Part adventure, part supernatural romance, this novel reminded me of one of those really dodgy fifties historical movies, but with more ghosts and a touch more historical accuracy. Or possibly a Walter Scott novel. Fortunately, for the author and reader, the obvious accuracy of the description, speech patterns, language used and subtly included supernatural element lifts this novel above Victorian adventure and romance novels or melodrama.

It took me a while to get in to, but once a third of the way through, I read the book easily. It was thoroughly engrossing.


Finally, a medieval novel based on an incident that occurred in1377.

Sinful Folk
Ned Hayes

22nd January 2014
Campanile Books


A tragic loss. A desperate journey. A mother seeks the truth.

In December of 1377, four children were burned to death in a house fire. Villagers traveled hundreds of miles across England to demand justice for their children’s deaths.

Sinful Folk is the story of this terrible mid-winter journey as seen by Mear, a former nun who has lived for a decade disguised as a mute man, raising her son quietly in this isolated village. For years, she has concealed herself and all her history. But on this journey, she will find the strength to redeem the promise of her past. Mear begins her journey in terror and heartache, and ends in triumph and transcendence.

The remarkable new novel by Ned Hayes, illustrated by New York Times bestselling author / illustrator Nikki McClure, Sinful Folk illuminates the medieval era with profound insight and compassion.

Miriam Houmont has resided in the village if Duns for ten years, disguised as Mear, the mute, possible former monk and blacksmiths assistant. She has a son, Christian, and two secrets (beyond the fact that she’s a she not a he). When a fire kills Christian and four other boys, Miriam joins several men of the village in their pilgrimage to London, with the bodies of their dead children, seeking justice from the king.

It’s a hard winter, and the men are away without permission to travel. Meeting and surviving several dangers, and discovering the person who killed her son, keeps Miriam on her toes. Secrets are revealed that were long kept hidden, but the consequences of discovery are uncertain.



While I enjoyed the references to Chaucer’s tales, Piers Plowmen, medieval theology, and the attempt at filling in gaps, the historical inaccuracy (potatoes in England in 1377, for instance; also nobody called Edward of Woodstock ‘The Black Prince’ during his lifetime, or for years after), the weak characterisation and poor description put me off.

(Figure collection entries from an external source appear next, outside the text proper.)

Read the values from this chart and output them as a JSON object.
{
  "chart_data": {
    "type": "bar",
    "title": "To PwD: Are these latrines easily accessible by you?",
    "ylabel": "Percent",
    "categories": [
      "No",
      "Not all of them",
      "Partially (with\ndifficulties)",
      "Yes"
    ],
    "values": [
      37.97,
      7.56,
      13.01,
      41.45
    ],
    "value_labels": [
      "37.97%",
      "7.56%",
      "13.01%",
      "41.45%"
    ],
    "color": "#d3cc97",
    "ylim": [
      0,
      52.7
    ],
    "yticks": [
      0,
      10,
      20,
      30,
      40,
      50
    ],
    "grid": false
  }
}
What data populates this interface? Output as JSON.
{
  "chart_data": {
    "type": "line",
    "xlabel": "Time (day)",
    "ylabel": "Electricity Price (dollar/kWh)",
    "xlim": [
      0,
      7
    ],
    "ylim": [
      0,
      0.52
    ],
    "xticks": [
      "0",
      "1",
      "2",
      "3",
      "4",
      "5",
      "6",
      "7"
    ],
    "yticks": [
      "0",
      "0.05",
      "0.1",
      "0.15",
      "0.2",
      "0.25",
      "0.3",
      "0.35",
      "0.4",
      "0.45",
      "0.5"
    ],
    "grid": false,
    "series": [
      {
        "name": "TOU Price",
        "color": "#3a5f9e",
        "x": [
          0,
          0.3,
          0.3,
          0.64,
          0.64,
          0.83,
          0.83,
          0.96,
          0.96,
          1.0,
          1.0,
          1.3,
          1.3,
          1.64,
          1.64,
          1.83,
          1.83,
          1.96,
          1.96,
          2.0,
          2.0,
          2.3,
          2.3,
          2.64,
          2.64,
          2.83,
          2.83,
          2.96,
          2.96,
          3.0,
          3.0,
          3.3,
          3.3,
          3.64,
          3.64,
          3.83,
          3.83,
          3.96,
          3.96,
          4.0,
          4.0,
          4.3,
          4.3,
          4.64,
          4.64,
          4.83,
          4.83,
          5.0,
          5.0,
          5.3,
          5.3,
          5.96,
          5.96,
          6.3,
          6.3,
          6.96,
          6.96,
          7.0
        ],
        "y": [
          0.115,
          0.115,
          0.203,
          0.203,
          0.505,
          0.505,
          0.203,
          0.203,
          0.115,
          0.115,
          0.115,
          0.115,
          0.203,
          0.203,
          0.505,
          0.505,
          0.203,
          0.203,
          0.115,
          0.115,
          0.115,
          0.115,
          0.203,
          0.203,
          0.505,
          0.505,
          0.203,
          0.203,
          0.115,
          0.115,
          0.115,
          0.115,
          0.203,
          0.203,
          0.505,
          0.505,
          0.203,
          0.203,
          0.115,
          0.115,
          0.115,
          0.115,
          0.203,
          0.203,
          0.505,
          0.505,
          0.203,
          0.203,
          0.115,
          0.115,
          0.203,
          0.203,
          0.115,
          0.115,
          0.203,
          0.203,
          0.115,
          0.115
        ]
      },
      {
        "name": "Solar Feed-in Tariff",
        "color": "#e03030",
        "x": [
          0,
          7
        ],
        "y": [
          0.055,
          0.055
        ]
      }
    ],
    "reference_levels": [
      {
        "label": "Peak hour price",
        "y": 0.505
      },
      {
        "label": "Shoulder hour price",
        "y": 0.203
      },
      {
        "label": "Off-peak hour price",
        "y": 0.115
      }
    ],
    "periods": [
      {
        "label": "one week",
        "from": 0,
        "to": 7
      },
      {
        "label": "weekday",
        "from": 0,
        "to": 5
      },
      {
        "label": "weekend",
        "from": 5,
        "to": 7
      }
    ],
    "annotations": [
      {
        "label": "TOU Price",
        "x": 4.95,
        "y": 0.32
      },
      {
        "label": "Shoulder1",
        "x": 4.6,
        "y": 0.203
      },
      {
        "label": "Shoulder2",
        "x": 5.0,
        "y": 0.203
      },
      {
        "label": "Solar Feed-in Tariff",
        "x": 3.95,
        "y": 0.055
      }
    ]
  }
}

The only strong feeling I had was irritation with the French Cluniac abbot, which has more to do with my antipathy towards ignorant and sanctimonious medieval clergymen, and the French, than the skill of the writer. As for the main character? I just couldn’t empathise with Mear/Miriam. She was too good, too self-sacrificing, to be realistic. The story is an old worn narrative, the hidden king, tragedy, pilgrimage, trials and final redemption and reward for the virtuous. This narrative trope isn’t made original by slotting it in to real events and adding implausible mysteries.